What Tradeweb has done well is bringing markets into the digital era. You may think that most things have been digitized at this point, but that’s not true for some markets. For example, long-term swaps markets are only 30% electronified, according to Tradeweb CEO Billy Hult.  Modernizing trading across assets, including U.S. Treasuries, corporate debt, and other high-level markets, is where Tradeweb shines.

Tradeweb has taken an increasing share of the markets it serves in recent years. For example, since 2016, Tradeweb’s share of the U.S. Treasuries market has grown from 7.5% to 19.6% last year. The company is also increasing its share of the corporate debt market and is also working on increasing its equities-trading market share.  
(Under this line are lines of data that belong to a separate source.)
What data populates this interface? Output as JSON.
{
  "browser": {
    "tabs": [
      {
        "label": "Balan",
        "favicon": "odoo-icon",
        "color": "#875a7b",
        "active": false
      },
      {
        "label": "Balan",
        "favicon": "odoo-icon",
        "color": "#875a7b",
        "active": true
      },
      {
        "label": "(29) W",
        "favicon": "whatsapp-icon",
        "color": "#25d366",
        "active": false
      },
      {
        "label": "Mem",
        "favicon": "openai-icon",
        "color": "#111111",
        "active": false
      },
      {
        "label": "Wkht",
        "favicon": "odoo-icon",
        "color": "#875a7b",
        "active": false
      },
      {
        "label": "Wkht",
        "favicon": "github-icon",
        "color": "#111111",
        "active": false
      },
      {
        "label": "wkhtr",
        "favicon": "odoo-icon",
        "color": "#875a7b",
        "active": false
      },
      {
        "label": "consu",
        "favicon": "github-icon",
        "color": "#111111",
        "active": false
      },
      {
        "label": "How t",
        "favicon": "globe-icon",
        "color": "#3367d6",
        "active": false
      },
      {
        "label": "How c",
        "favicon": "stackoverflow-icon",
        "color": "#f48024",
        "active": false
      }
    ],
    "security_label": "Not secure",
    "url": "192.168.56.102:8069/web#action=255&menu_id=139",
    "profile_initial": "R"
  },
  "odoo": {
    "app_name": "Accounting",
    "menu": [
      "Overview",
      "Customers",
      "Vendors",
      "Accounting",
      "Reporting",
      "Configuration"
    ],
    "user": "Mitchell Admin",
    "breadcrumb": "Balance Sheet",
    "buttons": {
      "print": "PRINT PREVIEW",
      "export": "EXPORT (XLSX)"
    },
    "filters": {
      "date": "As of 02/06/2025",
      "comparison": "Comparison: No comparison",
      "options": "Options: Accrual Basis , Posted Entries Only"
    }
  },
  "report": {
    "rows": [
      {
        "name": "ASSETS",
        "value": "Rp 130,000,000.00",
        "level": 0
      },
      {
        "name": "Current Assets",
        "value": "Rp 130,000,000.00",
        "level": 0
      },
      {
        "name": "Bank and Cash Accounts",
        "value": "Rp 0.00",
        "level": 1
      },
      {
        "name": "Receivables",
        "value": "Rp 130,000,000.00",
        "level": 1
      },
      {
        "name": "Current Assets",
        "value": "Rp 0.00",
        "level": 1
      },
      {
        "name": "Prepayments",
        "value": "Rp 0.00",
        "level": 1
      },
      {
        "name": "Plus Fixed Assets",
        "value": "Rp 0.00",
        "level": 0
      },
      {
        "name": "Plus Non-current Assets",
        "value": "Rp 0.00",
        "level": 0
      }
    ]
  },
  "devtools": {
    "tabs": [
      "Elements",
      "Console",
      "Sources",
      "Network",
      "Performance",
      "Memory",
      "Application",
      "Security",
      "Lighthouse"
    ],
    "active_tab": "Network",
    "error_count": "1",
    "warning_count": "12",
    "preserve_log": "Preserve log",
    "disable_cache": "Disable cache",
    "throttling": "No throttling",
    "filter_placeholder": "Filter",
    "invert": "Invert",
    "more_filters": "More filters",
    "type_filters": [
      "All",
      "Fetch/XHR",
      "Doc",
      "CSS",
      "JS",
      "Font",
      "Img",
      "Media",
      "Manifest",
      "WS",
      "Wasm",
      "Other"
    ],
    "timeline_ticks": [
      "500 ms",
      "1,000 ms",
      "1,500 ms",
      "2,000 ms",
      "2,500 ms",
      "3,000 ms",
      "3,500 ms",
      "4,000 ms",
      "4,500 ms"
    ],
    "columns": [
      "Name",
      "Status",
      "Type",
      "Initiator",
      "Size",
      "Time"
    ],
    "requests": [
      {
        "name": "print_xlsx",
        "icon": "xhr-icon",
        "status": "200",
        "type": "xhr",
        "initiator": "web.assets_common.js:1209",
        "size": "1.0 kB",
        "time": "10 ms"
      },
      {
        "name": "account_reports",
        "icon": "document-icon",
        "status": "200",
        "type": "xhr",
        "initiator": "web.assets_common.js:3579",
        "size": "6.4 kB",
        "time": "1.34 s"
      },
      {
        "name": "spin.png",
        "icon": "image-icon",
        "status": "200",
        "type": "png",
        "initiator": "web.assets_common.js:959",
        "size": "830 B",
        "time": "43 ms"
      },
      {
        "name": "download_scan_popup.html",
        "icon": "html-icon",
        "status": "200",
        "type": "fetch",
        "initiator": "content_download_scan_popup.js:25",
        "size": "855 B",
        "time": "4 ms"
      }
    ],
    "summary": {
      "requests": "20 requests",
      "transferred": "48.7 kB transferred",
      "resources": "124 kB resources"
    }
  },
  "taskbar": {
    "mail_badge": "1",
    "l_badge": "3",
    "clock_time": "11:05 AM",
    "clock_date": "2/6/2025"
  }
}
Volatility in global markets benefited Tradeweb in its recent first-quarter earnings. The company saw total revenue grow 14% to $311 million from last year, while net income increased 22% to $97 million.

Growth came as the company set a record with total trading volume on its platform. The company averaged a $1 trillion average daily volume, which helped power record quarterly revenue. Growth was strong across its different asset classes, with revenue from rates, credit, and equities up 14%, 18%, and 46%, respectively, from last year.  

While Tradeweb put up stellar earnings in the quarter, the stock was beaten up along with the rest of the market. Since its earnings announcement on April 28, Tradeweb stock has dropped 22%.

With a P/E ratio of 52, Tradeweb stock is still relatively expensive, but it is cheaper than it has been since early 2020. It also trades at a forward P/E ratio of 32.

TW PE Ratio data by YCharts

Given Tradeweb’s growth, the stock could be a solid value for longer-term investors at its current prices.

Courtney Carlsen has positions in LendingClub. The Motley Fool recommends Fair Isaac. The Motley Fool has a disclosure policy.